Ivory faisait les cent pas dans son salon. La partie d'échecs n'évoluait pas en sa faveur et Vackeers venait de déplacer son cavalier, mettant sa reine en danger. Il s'approcha de la fenêtre, écarta le rideau et regarda le bateau-mouche qui descendait la Seine.

– Voulez-vous que nous en parlions ? demanda Vackeers.

– De quoi ? répondit Ivory.

– De ce qui vous préoccupe à ce point.

– J'ai l'air préoccupé ?

– Votre façon de jouer le laisse supposer, à moins que vous ne souhaitiez me faire gagner ; dans ce cas, l'ostentation avec laquelle vous m'offrez cette victoire est presque insultante, je préférerais que vous me disiez ce qui vous tracasse.

– Rien, j'ai peu dormi la nuit dernière. Dire qu'avant je pouvais rester deux jours sans sommeil. Qu'avons-nous fait à Dieu pour mériter un châtiment aussi cruel que de vieillir ?

– Sans vouloir nous flatter, en ce qui nous concerne, je trouve que Dieu a été plutôt clément.

– Ne m'en voulez pas. Il serait peut-être préférable que nous mettions un terme à cette soirée. De toute façon, vous m'aurez mis mat en quatre coups.

– Trois ! Vous êtes donc encore plus soucieux que je ne l'imaginais, mais je ne veux pas vous forcer la main. Je suis votre ami, vous me parlerez de ce qui vous préoccupe quand bon vous semblera.

Vackeers se leva et se dirigea vers le vestibule. Il enfila son imperméable et se retourna, Ivory regardait toujours par la fenêtre.

– Je repars demain pour Amsterdam, venez y passer quelques jours, la fraîcheur des canaux vous aidera peut-être à retrouver le sommeil. Vous êtes mon hôte.

– Je croyais préférable que nous ne soyons pas aperçus ensemble.

– Le dossier est clos, nous n'avons plus de raison de jouer à ces jeux compliqués. Et puis cessez de culpabiliser ainsi, vous n'êtes pas responsable. Nous aurions dû deviner que Sir Ashton prendrait les devants. Je suis tout aussi désolé que vous de la façon dont cette affaire s'est achevée, mais vous n'y pouvez plus rien.

– Tout le monde se doutait que Sir Ashton interviendrait tôt ou tard et cette hypocrisie arrangeait tout le monde. Vous le savez autant que moi.

– Je vous promets, Ivory, que si j'avais soupçonné ses méthodes expéditives, j'aurais fait ce qui était en mon pouvoir pour l'en empêcher.

– Et qu'est-ce qui était en votre pouvoir ?

Vackeers regarda fixement Ivory, puis il baissa les yeux.

– Mon invitation à Amsterdam tient toujours, venez quand vous le souhaitez.
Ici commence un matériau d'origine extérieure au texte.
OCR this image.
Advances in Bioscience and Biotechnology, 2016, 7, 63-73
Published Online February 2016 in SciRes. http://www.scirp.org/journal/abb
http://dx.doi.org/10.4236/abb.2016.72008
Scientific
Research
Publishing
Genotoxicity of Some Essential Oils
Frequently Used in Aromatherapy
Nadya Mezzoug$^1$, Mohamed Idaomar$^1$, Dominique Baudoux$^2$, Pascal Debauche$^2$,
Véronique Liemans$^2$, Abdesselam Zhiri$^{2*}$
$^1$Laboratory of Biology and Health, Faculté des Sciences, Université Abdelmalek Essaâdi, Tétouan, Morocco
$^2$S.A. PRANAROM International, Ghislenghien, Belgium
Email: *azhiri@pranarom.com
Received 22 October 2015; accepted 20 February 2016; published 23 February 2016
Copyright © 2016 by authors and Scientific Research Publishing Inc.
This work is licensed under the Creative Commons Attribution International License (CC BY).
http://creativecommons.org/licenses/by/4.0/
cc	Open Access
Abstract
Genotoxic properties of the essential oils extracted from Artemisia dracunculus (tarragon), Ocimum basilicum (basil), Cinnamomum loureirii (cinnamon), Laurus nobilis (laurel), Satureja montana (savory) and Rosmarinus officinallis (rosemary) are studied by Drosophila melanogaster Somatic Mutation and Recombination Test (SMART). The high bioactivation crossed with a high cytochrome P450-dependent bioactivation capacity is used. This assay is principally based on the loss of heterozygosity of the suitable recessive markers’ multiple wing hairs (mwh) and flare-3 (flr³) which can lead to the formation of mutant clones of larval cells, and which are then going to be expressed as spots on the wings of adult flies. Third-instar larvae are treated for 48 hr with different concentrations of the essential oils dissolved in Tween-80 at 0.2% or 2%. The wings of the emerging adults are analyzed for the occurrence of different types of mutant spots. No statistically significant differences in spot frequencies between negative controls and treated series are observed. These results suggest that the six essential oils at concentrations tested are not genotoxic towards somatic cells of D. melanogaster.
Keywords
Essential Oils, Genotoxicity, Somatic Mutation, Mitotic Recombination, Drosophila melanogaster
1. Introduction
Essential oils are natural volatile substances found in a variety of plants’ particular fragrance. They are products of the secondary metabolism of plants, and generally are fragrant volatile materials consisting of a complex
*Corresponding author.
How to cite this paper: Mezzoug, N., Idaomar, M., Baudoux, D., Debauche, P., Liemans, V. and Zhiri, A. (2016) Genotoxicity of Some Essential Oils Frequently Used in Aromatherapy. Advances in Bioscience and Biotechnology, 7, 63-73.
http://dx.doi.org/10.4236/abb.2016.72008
Une dernière chose : notre partie de ce soir, je préfère qu'elle ne soit pas inscrite dans notre tableau de scores. Bonsoir, Ivory.

Ivory ne répondit pas. Vackeers referma la porte de l'appartement, entra dans l'ascenseur et appuya sur le bouton du rez-de-chaussée. Ses pas résonnèrent sur les pavés du hall, il tira à lui la lourde porte cochère et traversa la rue.

La nuit était douce, Vackeers marcha le long du quai d'Orléans et se retourna vers la façade de l'immeuble ; au cinquième étage, les lumières du salon d'Ivory venaient de s'éteindre. Il haussa les épaules et continua sa promenade. Lorsqu'il tourna au coin de la rue Le Regrattier, deux appels de phares rapides le guidèrent vers une Citroën garée le long du trottoir. Vackeers ouvrit la portière passager et s'installa à bord. Le conducteur posa sa main sur la clé de contact, mais Vackeers interrompit son geste.

– Attendons quelques instants, si vous le voulez bien.

Les deux hommes restèrent silencieux. Celui qui était au volant prit un paquet de cigarettes de sa poche, en porta une à ses lèvres et craqua une allumette.

– Qu'est-ce qui vous intéresse autant, pour que nous restions ici ?

– Cette cabine, juste en face de nous.

– Qu'est-ce que vous racontez ? Il n'y a pas de cabine sur ces quais.

– Soyez gentil d'écraser cette cigarette.

– Le tabac vous gêne, maintenant ?

– Non, mais le bout incandescent, oui.

Un homme avançait le long du quai, il s'accouda au parapet.

– C'est Ivory ? demanda le chauffeur de Vackeers.

– Non, c'est le pape !

– Il parle tout seul ?

– Il téléphone.

– À qui ?

– Vous faites exprès d'être aussi con ? S'il ressort de chez lui au beau milieu de la nuit pour passer un appel depuis les quais, c'est probablement pour que personne ne sache avec qui il s'entretient.

– Alors à quoi cela sert-il de rester en planque, si nous ne pouvons pas entendre sa conversation ?

– À vérifier une intuition.

– Et on peut y aller, maintenant que vous avez vérifié votre intuition ?

– Non, ce qui va se passer après m'intéresse aussi.

– Parce que vous avez une idée de ce qui va se passer après ?

– Ce que vous êtes bavard, Lorenzo ! Dès qu'il aura raccroché, il jettera la puce de son portable dans la Seine.

– Et vous comptez plonger dans le fleuve pour aller la récupérer ?

– Vous êtes vraiment idiot, mon pauvre ami.

– Si au lieu de m'insulter vous m'expliquiez ce que nous attendons ?

– Vous allez le découvrir dans quelques instants.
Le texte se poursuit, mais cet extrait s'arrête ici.